«Самая родная, нам близкая, очаровывающая душу и все же далекая, все еще не ясная для нас песня – песня Гоголя.
И самый страшный, за сердце хватающий смех, звучащий, будто смех с погоста, и все же тревожащий нас, будто и мы мертвецы, – смех мертвеца, смех Гоголя!»
Непонимание гения обывателем – явление частое. Не понимала публика самые глубокие произведения Пушкина, позднее Чехова… Но эти гении не стремились проявить себя в социальной или религиозной области. Гоголь же и в литературе выступал как социальный писатель, а позднее становился религиозным проповедником. Поэтому его неадекватность была более заметной.
Коренную причину всех неудач Гоголя Мережковский видел в его раздвоенности, в том числе и религиозной (о чем будет сказано ниже). С одной стороны, Гоголь с юности мечтал служить благу отечества и человечества. Сначала ему казалось, что он сделает карьеру чиновника, но и самый первый опыт этой службы показал ему, что это не его путь. Тогда он решил стать просветителем народа, для чего добивался звания профессора. Но и труд ученого и учителя юношества оказался ему не по плечу. И тогда он связал все свои надежды с трудом на поприще литературном. Здесь он добился огромных успехов, которые его не только не радовали, но и причиняли ему невероятные страдания: у него все время получалось не то, что он хотел бы написать и передать людям, обществу.
С другой стороны, – пишет Мережковский, – отправляясь в Петербург, чтобы служить, Гоголь расспрашивает знающих людей, какая одежда сейчас самая модная. Одевался он, правда, безвкусно, но старался приобрести вещи модные, что стоило недешево. «У Гоголя даже в этой мелочи, в неумении одеваться, обнаруживается основная черта всей его личности – дисгармония, противоречие. Щегольство дурного вкуса».
К чему привела его эта раздвоенность, по Мережковскому, будет сказано ниже.
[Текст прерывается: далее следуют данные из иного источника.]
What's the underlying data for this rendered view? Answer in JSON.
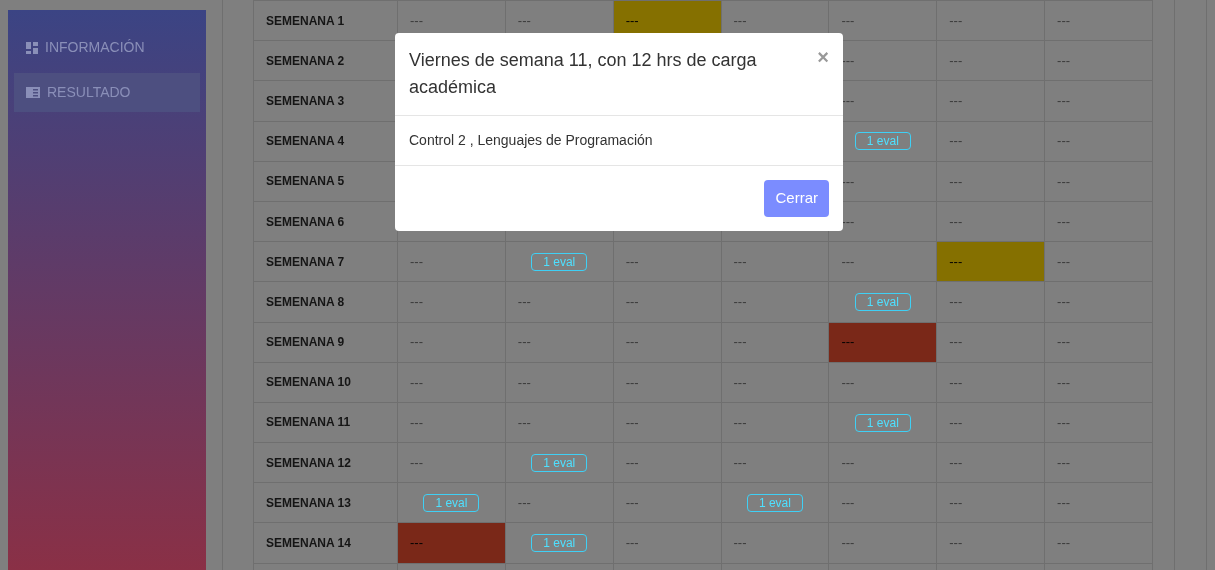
{
  "sidebar": {
    "items": [
      {
        "label": "INFORMACIÓN",
        "selected": false
      },
      {
        "label": "RESULTADO",
        "selected": true
      }
    ]
  },
  "table": {
    "rows": [
      {
        "label": "SEMENANA 1",
        "cells": [
          {
            "kind": "dash",
            "text": "---"
          },
          {
            "kind": "dash",
            "text": "---"
          },
          {
            "kind": "dash",
            "text": "---",
            "color": "#857000"
          },
          {
            "kind": "dash",
            "text": "---"
          },
          {
            "kind": "dash",
            "text": "---"
          },
          {
            "kind": "dash",
            "text": "---"
          },
          {
            "kind": "dash",
            "text": "---"
          }
        ]
      },
      {
        "label": "SEMENANA 2",
        "cells": [
          null,
          null,
          null,
          null,
          {
            "kind": "dash",
            "text": "---"
          },
          {
            "kind": "dash",
            "text": "---"
          },
          {
            "kind": "dash",
            "text": "---"
          }
        ]
      },
      {
        "label": "SEMENANA 3",
        "cells": [
          null,
          null,
          null,
          null,
          {
            "kind": "dash",
            "text": "---"
          },
          {
            "kind": "dash",
            "text": "---"
          },
          {
            "kind": "dash",
            "text": "---"
          }
        ]
      },
      {
        "label": "SEMENANA 4",
        "cells": [
          null,
          null,
          null,
          null,
          {
            "kind": "badge",
            "text": "1 eval"
          },
          {
            "kind": "dash",
            "text": "---"
          },
          {
            "kind": "dash",
            "text": "---"
          }
        ]
      },
      {
        "label": "SEMENANA 5",
        "cells": [
          null,
          null,
          null,
          null,
          {
            "kind": "dash",
            "text": "---"
          },
          {
            "kind": "dash",
            "text": "---"
          },
          {
            "kind": "dash",
            "text": "---"
          }
        ]
      },
      {
        "label": "SEMENANA 6",
        "cells": [
          null,
          null,
          null,
          null,
          {
            "kind": "dash",
            "text": "---"
          },
          {
            "kind": "dash",
            "text": "---"
          },
          {
            "kind": "dash",
            "text": "---"
          }
        ]
      },
      {
        "label": "SEMENANA 7",
        "cells": [
          {
            "kind": "dash",
            "text": "---"
          },
          {
            "kind": "badge",
            "text": "1 eval"
          },
          {
            "kind": "dash",
            "text": "---"
          },
          {
            "kind": "dash",
            "text": "---"
          },
          {
            "kind": "dash",
            "text": "---"
          },
          {
            "kind": "dash",
            "text": "---",
            "color": "#857000"
          },
          {
            "kind": "dash",
            "text": "---"
          }
        ]
      },
      {
        "label": "SEMENANA 8",
        "cells": [
          {
            "kind": "dash",
            "text": "---"
          },
          {
            "kind": "dash",
            "text": "---"
          },
          {
            "kind": "dash",
            "text": "---"
          },
          {
            "kind": "dash",
            "text": "---"
          },
          {
            "kind": "badge",
            "text": "1 eval"
          },
          {
            "kind": "dash",
            "text": "---"
          },
          {
            "kind": "dash",
            "text": "---"
          }
        ]
      },
      {
        "label": "SEMENANA 9",
        "cells": [
          {
            "kind": "dash",
            "text": "---"
          },
          {
            "kind": "dash",
            "text": "---"
          },
          {
            "kind": "dash",
            "text": "---"
          },
          {
            "kind": "dash",
            "text": "---"
          },
          {
            "kind": "dash",
            "text": "---",
            "color": "#7a2818"
          },
          {
            "kind": "dash",
            "text": "---"
          },
          {
            "kind": "dash",
            "text": "---"
          }
        ]
      },
      {
        "label": "SEMENANA 10",
        "cells": [
          {
            "kind": "dash",
            "text": "---"
          },
          {
            "kind": "dash",
            "text": "---"
          },
          {
            "kind": "dash",
            "text": "---"
          },
          {
            "kind": "dash",
            "text": "---"
          },
          {
            "kind": "dash",
            "text": "---"
          },
          {
            "kind": "dash",
            "text": "---"
          },
          {
            "kind": "dash",
            "text": "---"
          }
        ]
      },
      {
        "label": "SEMENANA 11",
        "cells": [
          {
            "kind": "dash",
            "text": "---"
          },
          {
            "kind": "dash",
            "text": "---"
          },
          {
            "kind": "dash",
            "text": "---"
          },
          {
            "kind": "dash",
            "text": "---"
          },
          {
            "kind": "badge",
            "text": "1 eval"
          },
          {
            "kind": "dash",
            "text": "---"
          },
          {
            "kind": "dash",
            "text": "---"
          }
        ]
      },
      {
        "label": "SEMENANA 12",
        "cells": [
          {
            "kind": "dash",
            "text": "---"
          },
          {
            "kind": "badge",
            "text": "1 eval"
          },
          {
            "kind": "dash",
            "text": "---"
          },
          {
            "kind": "dash",
            "text": "---"
          },
          {
            "kind": "dash",
            "text": "---"
          },
          {
            "kind": "dash",
            "text": "---"
          },
          {
            "kind": "dash",
            "text": "---"
          }
        ]
      },
      {
        "label": "SEMENANA 13",
        "cells": [
          {
            "kind": "badge",
            "text": "1 eval"
          },
          {
            "kind": "dash",
            "text": "---"
          },
          {
            "kind": "dash",
            "text": "---"
          },
          {
            "kind": "badge",
            "text": "1 eval"
          },
          {
            "kind": "dash",
            "text": "---"
          },
          {
            "kind": "dash",
            "text": "---"
          },
          {
            "kind": "dash",
            "text": "---"
          }
        ]
      },
      {
        "label": "SEMENANA 14",
        "cells": [
          {
            "kind": "dash",
            "text": "---",
            "color": "#7a2818"
          },
          {
            "kind": "badge",
            "text": "1 eval"
          },
          {
            "kind": "dash",
            "text": "---"
          },
          {
            "kind": "dash",
            "text": "---"
          },
          {
            "kind": "dash",
            "text": "---"
          },
          {
            "kind": "dash",
            "text": "---"
          },
          {
            "kind": "dash",
            "text": "---"
          }
        ]
      }
    ]
  },
  "modal": {
    "title": "Viernes de semana 11, con 12 hrs de carga académica",
    "close": "×",
    "body": "Control 2 , Lenguajes de Programación",
    "button": "Cerrar"
  }
}
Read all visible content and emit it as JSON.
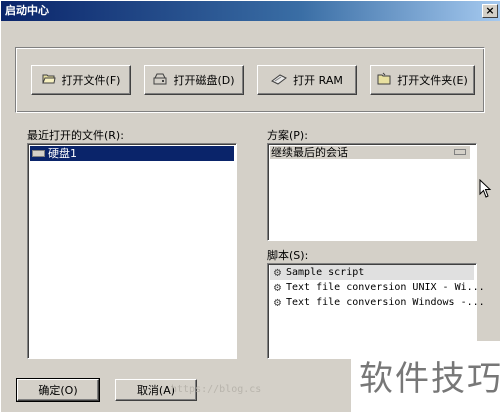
{
  "window": {
    "title": "启动中心",
    "close_glyph": "×"
  },
  "toolbar": {
    "open_file": "打开文件(F)",
    "open_disk": "打开磁盘(D)",
    "open_ram": "打开 RAM",
    "open_folder": "打开文件夹(E)"
  },
  "recent": {
    "label": "最近打开的文件(R):",
    "items": [
      "硬盘1"
    ]
  },
  "scheme": {
    "label": "方案(P):",
    "items": [
      "继续最后的会话"
    ]
  },
  "scripts": {
    "label": "脚本(S):",
    "items": [
      "Sample script",
      "Text file conversion UNIX - Wi...",
      "Text file conversion Windows -..."
    ]
  },
  "buttons": {
    "ok": "确定(O)",
    "cancel": "取消(A)"
  },
  "watermark": {
    "text": "软件技巧",
    "url": "https://blog.cs"
  },
  "colors": {
    "face": "#d4d0c8",
    "title_start": "#0a246a",
    "title_end": "#a6caf0",
    "selection": "#0a246a"
  },
  "icons": {
    "open_file": "folder-open-icon",
    "open_disk": "disk-icon",
    "open_ram": "ram-chip-icon",
    "open_folder": "folder-icon",
    "recent_item": "hard-drive-icon",
    "script_item": "gear-icon"
  }
}
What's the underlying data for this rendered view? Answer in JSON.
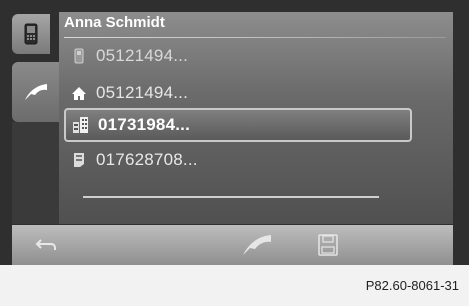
{
  "contact": {
    "name": "Anna Schmidt",
    "numbers": [
      {
        "type": "mobile-icon",
        "number": "05121494..."
      },
      {
        "type": "home-icon",
        "number": "05121494..."
      },
      {
        "type": "office-building-icon",
        "number": "01731984...",
        "selected": true
      },
      {
        "type": "business-phone-icon",
        "number": "017628708..."
      }
    ]
  },
  "toolbar": {
    "back_icon": "back-arrow-icon",
    "call_icon": "handset-icon",
    "save_icon": "save-disk-icon"
  },
  "sidebar": {
    "tabs": [
      {
        "icon": "mobile-phone-icon"
      },
      {
        "icon": "handset-icon"
      }
    ]
  },
  "caption": "P82.60-8061-31",
  "colors": {
    "frame": "#2f2f2f",
    "text": "#ffffff",
    "selection_border": "#c9c9c9"
  }
}
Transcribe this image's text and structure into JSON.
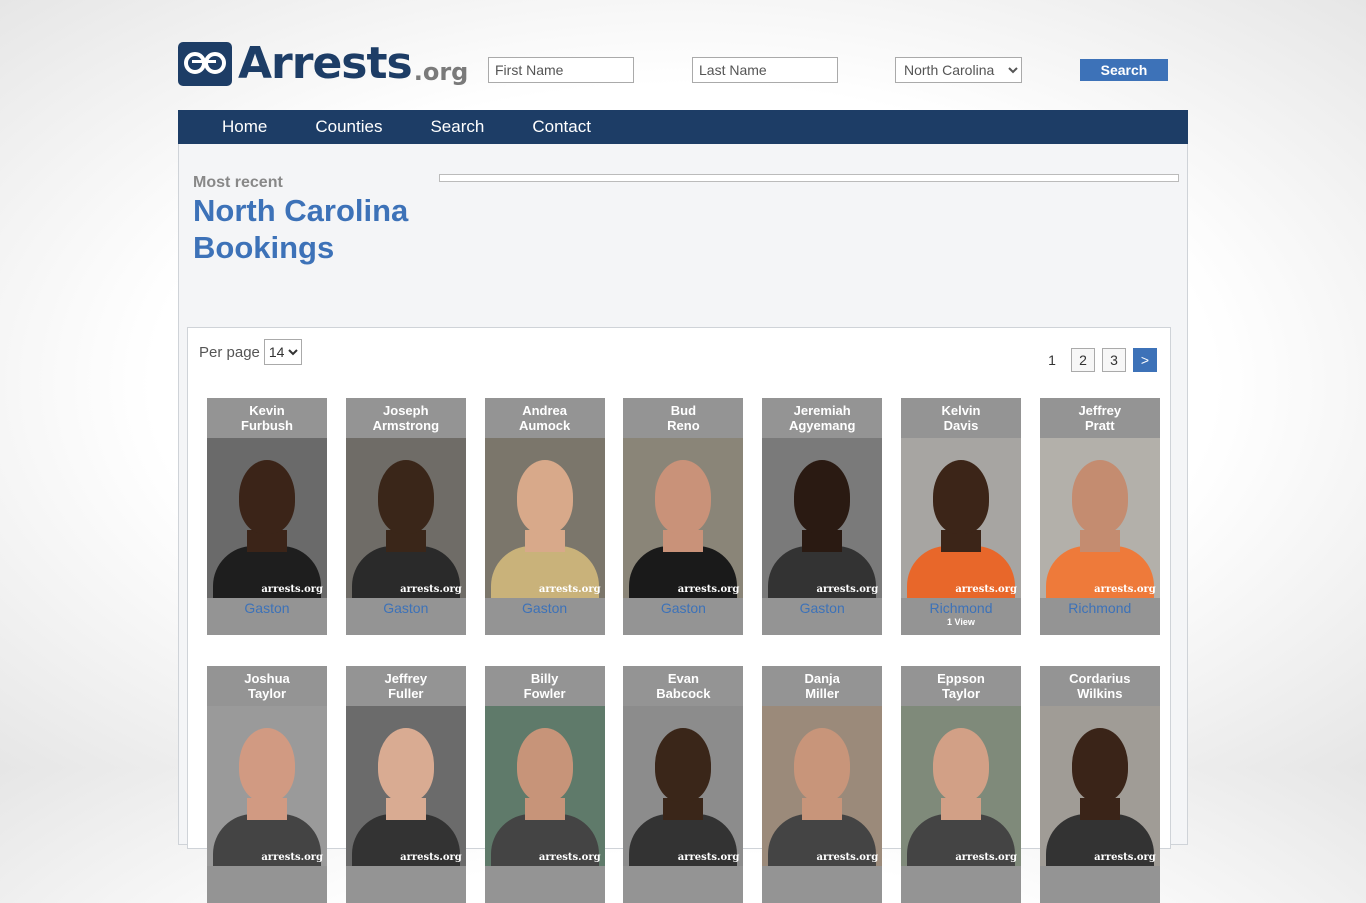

И вот Гоголь, как позднее и Розанов, возжаждал найти «хорошую душу». Сначала он заглянул на другой полюс чиновничества и разработал в «Шинели» (из которой якобы «все мы вышли») тему униженности «маленького человека» (добавив еще элемент сентиментальности), что стало началом «натуральной школы» в русской литературе. Затем вместе с Чичиковым Гоголь поехал по Руси.
В мире мертвых душ
Гениальнейшим творением Гоголя принято считать первый том поэмы «Мертвые души». Принято считать, что в нем нарисована широкая картина русской жизни середины XIX века, что, разумеется, ничуть не соответствует действительности. Гоголь сам писал: «занятием моим стал не русский человек и Россия,
но человек и душа человека». К тому же он понимал, что Россия его времени представляла собой вовсе не собрание уродов, которых он изобразил, не «Россию харь и морд» (Бердяев), а страну, переживавшую «золотой век» своей культуры, быстро наращивавшую экономическую мощь.Повторю, что сюжет «Мертвых душ», как и «Ревизора» был подсказан Гоголю Пушкиным, но рассказан как анекдот. Хотя анекдот и был тогда широко известен, реальной основы под ним не имелось. Ни одного реального случая покупки «мертвых душ» в России не было, но Гоголь намеревался растянуть этот анекдот на целых три тома (на 33 главы)! История с носом майора Ковалева была невероятной, но о ней все же, вслед за автором, можно сказать: «Кто что ни говори, а подобные происшествия бывают на свете; «редко, но бывают». А тут – ни единого случая, но «прогрессивная» часть читающей России смаковала первый том «Мертвых душ» и восхищалась. Чем? Небывальщиной! (Ведь есть такой разряд литературных произведений – не научной фантастики, а именно небывальщины.)
Сравните в этом отношении «Мертвые души» Гоголя и «Капитанскую дочку» Пушкина. Допустим, Петра Гринева не было в действительности. Он не участвовал в описываемых событиях. Но такое могло бы быть. Пушкин объездил места, связанные с восстанием Пугачева, беседовал с теми, кто помнил события того времени. Наставление, какое дает Гринев-отец сыну, оправляя его на службу, почти дословно совпадают с наставлением, какое давал своему сыну известный государственный деятель петровских времен Василий Татищев. То есть отношения в семье Гриневых, их понимание долга вполне соответствовали духу эпохи. Да и устройство и быт Белогорской крепости описаны вполне достоверно. По сравнению с таким пушкинским реализмом гоголевские «Похождения Чичикова» – это растянутый на сотни страниц анекдот, сдобренный забавными сценами встреч главного героя с другими персонажами да лирическими отступлениями автора, льстящими русскому читателю, но по сути бессмысленными.